Abel Tasman National Park

(22,541 ha, established 1942) has numerous tidal inlets and beaches of golden sand along the shores of Tasman Bay. It is New Zealand's smallest national park.

Nelson Lakes National Park

(101,753 ha, established 1956) is a rugged, mountainous area in Nelson Region. It extends southwards from the forested shores of Lakes Rotoiti and Rotoroa to the Lewis Pass National Reserve.

Paparoa National Park

(30,560 ha, established 1987) is on the West Coast of the South Island between Westport and Greymouth. It includes the celebrated Pancake Rocks at Punakaiki.

Arthur's Pass National Park

(114,357 ha, established 1929) is a rugged and mountainous area straddling the main divide of the Southern Alps.

Westland National Park

(117,547 ha, established 1960) extends from the highest peaks of the Southern Alps to a wild remote coastline. Included in the park are glaciers, scenic lakes and dense rainforest, plus remains of old gold mining towns along the coast.

Mount Cook National Park

(70,728 ha, established 1953) is an alpine park, containing New Zealand's highest mountain, Aoraki/Mount Cook (3,754m), and longest glacier, Tasman Glacier (29 km). A focus for mountaineering, ski touring and scenic flights, the park is an area of outstanding natural beauty. The Mount Cook and Westland National Parks have together been declared a world heritage area.

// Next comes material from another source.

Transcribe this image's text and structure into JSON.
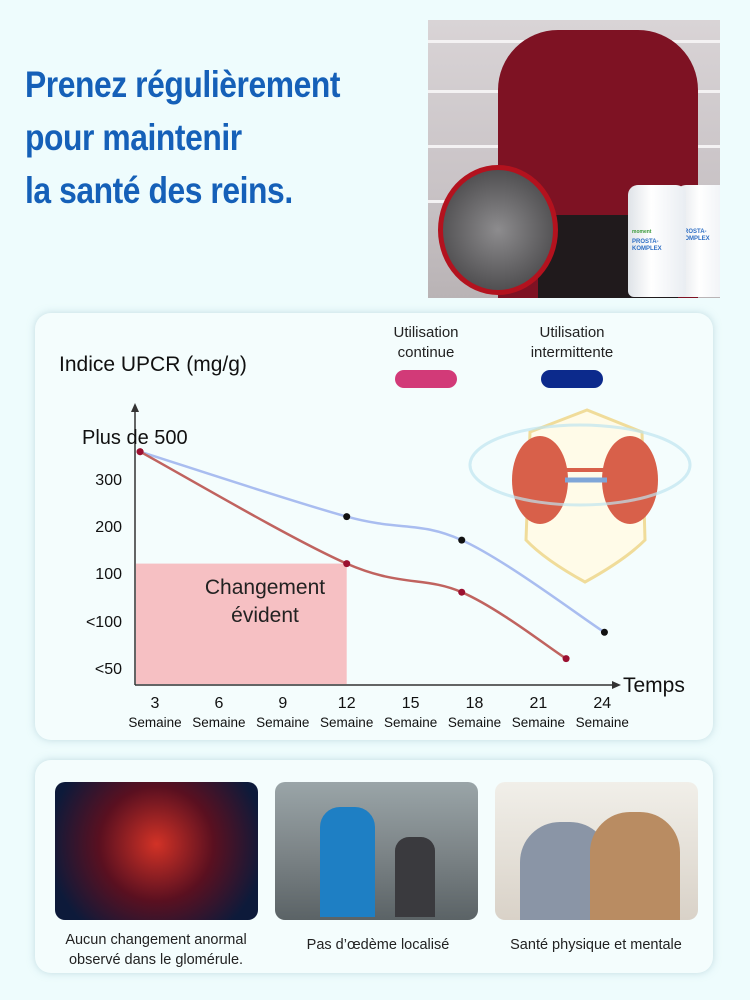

Mount Aspiring National Park

(355,531 ha, established 1964) is a complex of impressively glaciated mountain scenery centred on Mount Aspiring (3,036 m), which is New Zealand's highest peak outside Mount Cook National Park.

Fiordland National Park

(1,251,924 ha, established 1952) is the largest national park in New Zealand and one of the largest in the world. The grandeur of its scenery, with its deep fiords, its lakes of glacial origin, its mountains and waterfalls, has earned it international recognition as a world heritage area.

World heritage areas

World heritage areas consist of 440 sites listed under UNESCO's World Heritage Convention as the most outstanding natural and cultural places on the globe. New Zealand has three world heritage area sites, Te Wahipounamu (south-west New Zealand), Tongariro National Park and New Zealand Sub-Antarctic Islands.

Forest parks

The Department of Conservation administers 20 forest parks whose primary purpose, in most cases, is to protect the catchments of forested mountain ranges throughout the country. They provide a less restricted range of recreational activities than national parks and reserves, including tramping, camping, fishing, and shooting for a variety of game.

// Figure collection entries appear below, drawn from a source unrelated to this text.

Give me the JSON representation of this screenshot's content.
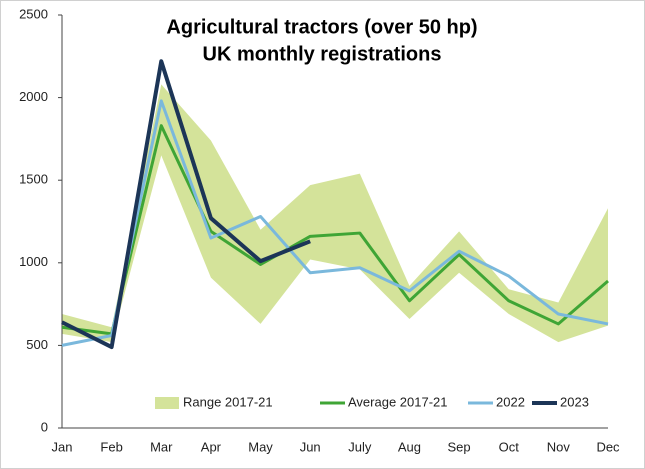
{
  "chart_data": {
    "type": "line",
    "title": [
      "Agricultural tractors (over 50 hp)",
      "UK monthly registrations"
    ],
    "categories": [
      "Jan",
      "Feb",
      "Mar",
      "Apr",
      "May",
      "Jun",
      "July",
      "Aug",
      "Sep",
      "Oct",
      "Nov",
      "Dec"
    ],
    "band": {
      "name": "Range 2017-21",
      "color": "#d4e39a",
      "low": [
        570,
        520,
        1650,
        910,
        630,
        1020,
        960,
        660,
        940,
        690,
        520,
        620
      ],
      "high": [
        690,
        610,
        2080,
        1740,
        1200,
        1470,
        1540,
        860,
        1190,
        840,
        760,
        1330
      ]
    },
    "series": [
      {
        "name": "Average 2017-21",
        "color": "#3fa535",
        "values": [
          610,
          570,
          1830,
          1190,
          990,
          1160,
          1180,
          770,
          1050,
          770,
          630,
          890
        ]
      },
      {
        "name": "2022",
        "color": "#7ab8dc",
        "values": [
          500,
          560,
          1980,
          1150,
          1280,
          940,
          970,
          830,
          1070,
          920,
          690,
          630
        ]
      },
      {
        "name": "2023",
        "color": "#1c3557",
        "values": [
          640,
          490,
          2220,
          1270,
          1010,
          1130,
          null,
          null,
          null,
          null,
          null,
          null
        ]
      }
    ],
    "ylim": [
      0,
      2500
    ],
    "yticks": [
      0,
      500,
      1000,
      1500,
      2000,
      2500
    ],
    "grid": false
  }
}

Reserve land includes scenic, nature, scientific, historic, national, recreation and wildlife reserves, protected private land and land protected under various conservation and open space covenants.

Marine reserves and parks

There are 16 marine reserves. The Kermadec Islands Marine Reserve is the largest at 748,000 ha. Located approximately 400 nautical miles north-east of Auckland, the area has an interesting mix of subtropical, temperate and endemic species. A further marine reserve between Cable Bay and the Glen, north of Nelson, was approved by the Minister of Conservation in 1999. When gazetted, it will bring the total number of reserves to 17.

There are two marine parks, Mimiwhangata and Tawharanui, protected by fisheries regulations. The Sugar Loaf Islands, previously a marine park, are now protected under their own act as a marine protected area.

Fire control

The Department of Conservation is responsible for fire control in state areas, which include national parks and reserves, forest parks, and unalienated Crown land, together with a 1 km fire safety margin adjoining all these lands.

Protected Natural Areas Programme

The Department of Conservation is responsible for augmenting the network of protected areas through the Protected Natural Areas Programme. The programme operates in two phases. First there are district surveys to identify the unprotected areas that best represent the range of natural ecological diversity characteristic of the district. This is followed by an implementation phase, which involves work towards effective protection of these areas, under public or private ownership.